"When A Tattoo Means Life Or Death. Literally"

LULU GARCIA-NAVARRO, HOST:

In the U.S., end-of-life decisions are fraught and often frustrating. Many people struggle to communicate how they do or don't want to be treated as they die, which is why one man's simple and extreme solution has caught the attention of medical ethicists all over the country. Rebecca Hersher reports.

REBECCA HERSHER, BYLINE: The standard way to tell people that you want to be allowed to die is to sign an official form saying, do not resuscitate me. But it doesn't guarantee that's what will happen. If you lose consciousness and end up in the ER, that form may not come with you, in which case, many doctors err on the side of not letting you die.

KENNETH GOODMAN: Look. You can always be dead later. Don't take a course that's irreversible.

HERSHER: Kenneth Goodman is the medical ethicist for the University of Miami Hospital. Goodman has seen a lot of dying people in his 30 years on the job. But even he was shocked last summer, when he got a call about a patient who had done something drastic with his end-of-life wishes. The patient had tattooed do not resuscitate across his chest. The word not was underlined. His signature was tattooed at the end.

GOODMAN: Here's one no one's ever seen before.

HERSHER: The man was 70 years old. He was unconscious when he arrived at the hospital - no ID, no one with him. The doctors asked Goodman, what should we do? It's not an official form. There's no way to know when he got this tattoo or how he feels about it now. On the other hand...

GOODMAN: He's gone to the trouble of getting a tattoo that says, please don't do this to me. And he's probably seen it pretty frequently since then. I suppose every time one's looking in the mirror, one would see this.

HERSHER: ...In the end, Goodman decided the tattoo was convincing.

GOODMAN: If we take a piece of paper at face value, where, in fact, someone might've changed their mind, we really should probably take this tattoo at face value, even though he might've changed his mind.

HERSHER: Goodman advised the doctors to take the tattoo seriously. The man got sicker and sicker overnight. They didn't do CPR. The man died. And it turned out the man had an out-of-hospital form on file with the Florida Department of Health that backed up his tattoo. So DNR tattoos have a couple of things going for them. They are hard for doctors to miss. And they're basically impossible to lose. But they're not a good solution because they're not reliable. To understand why, take another example - this one from 2012.

ALEX SMITH: A person who presented with a DNR tattoo at a local hospital here in San Francisco.

HERSHER: Alex Smith is a palliative medicine doctor at the University of California, San Francisco. This man was 59 years old, in the hospital for surgery. The letters DNR were tattooed in red below his heart. His doctors asked him, is that real?

SMITH: And in that case, the DNR tattoo in the person's chest was the result of a poorly conceived drinking game.

HERSHER: Specifically, a poker bet with colleagues from - I kid you not - the hospital where he worked at the time. He said he actually wanted to be resuscitated. So, yeah, DNR tattoos - not reliable. Doctors and ethicists say what would really be helpful for them is an easy way to access official forms from everywhere. Ideally, EMTs and ER docs would both know instantly what care an unconscious person actually wants.

GOODMAN: Imagine an ordinary patient who has a preference never to be resuscitated and that were in her record.

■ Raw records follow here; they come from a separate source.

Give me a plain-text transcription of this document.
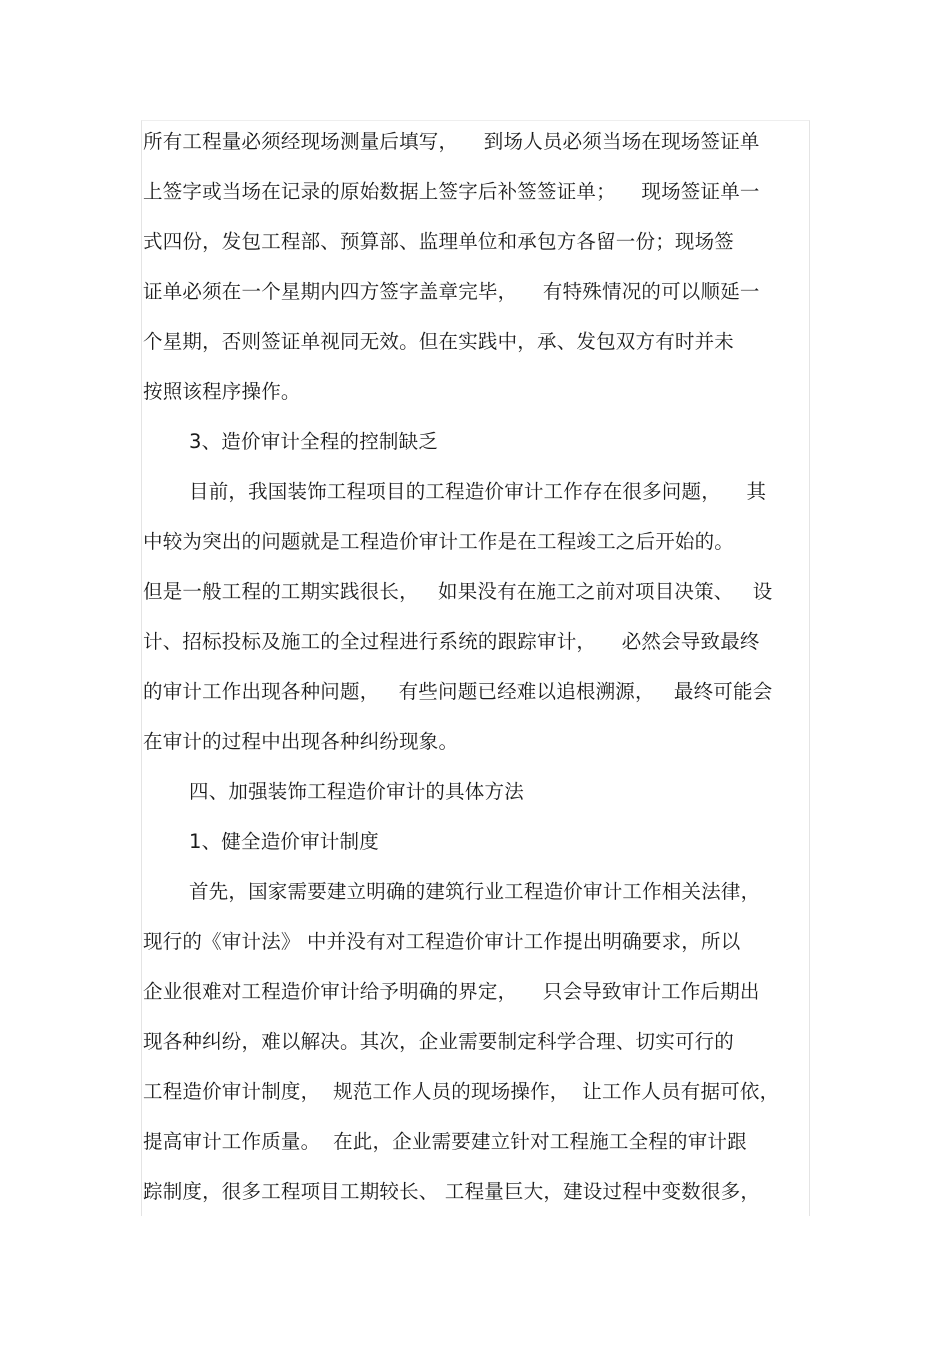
所有工程量必须经现场测量后填写，    到场人员必须当场在现场签证单
上签字或当场在记录的原始数据上签字后补签签证单；    现场签证单一
式四份，发包工程部、预算部、监理单位和承包方各留一份；现场签
证单必须在一个星期内四方签字盖章完毕，    有特殊情况的可以顺延一
个星期，否则签证单视同无效。但在实践中，承、发包双方有时并未
按照该程序操作。
3、造价审计全程的控制缺乏
目前，我国装饰工程项目的工程造价审计工作存在很多问题，    其
中较为突出的问题就是工程造价审计工作是在工程竣工之后开始的。
但是一般工程的工期实践很长，   如果没有在施工之前对项目决策、   设
计、招标投标及施工的全过程进行系统的跟踪审计，    必然会导致最终
的审计工作出现各种问题，   有些问题已经难以追根溯源，   最终可能会
在审计的过程中出现各种纠纷现象。
四、加强装饰工程造价审计的具体方法
1、健全造价审计制度
首先，国家需要建立明确的建筑行业工程造价审计工作相关法律，
现行的《审计法》 中并没有对工程造价审计工作提出明确要求，所以
企业很难对工程造价审计给予明确的界定，    只会导致审计工作后期出
现各种纠纷，难以解决。其次，企业需要制定科学合理、切实可行的
工程造价审计制度，  规范工作人员的现场操作，  让工作人员有据可依，
提高审计工作质量。  在此，企业需要建立针对工程施工全程的审计跟
踪制度，很多工程项目工期较长、 工程量巨大，建设过程中变数很多，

Why, then that ought to be something you could easily call up anywhere.

HERSHER: With the Internet, the cloud, it seems like something that should be possible. In fact, two states do have electronic registries for end-of-life forms. Two others are considering it. And since California's pilot registry began, doctors there say they're seeing fewer patients who choose to wear their preferences on their bodies - etched in bracelets, mostly, not tattooed on their skin. Rebecca Hersher, NPR News.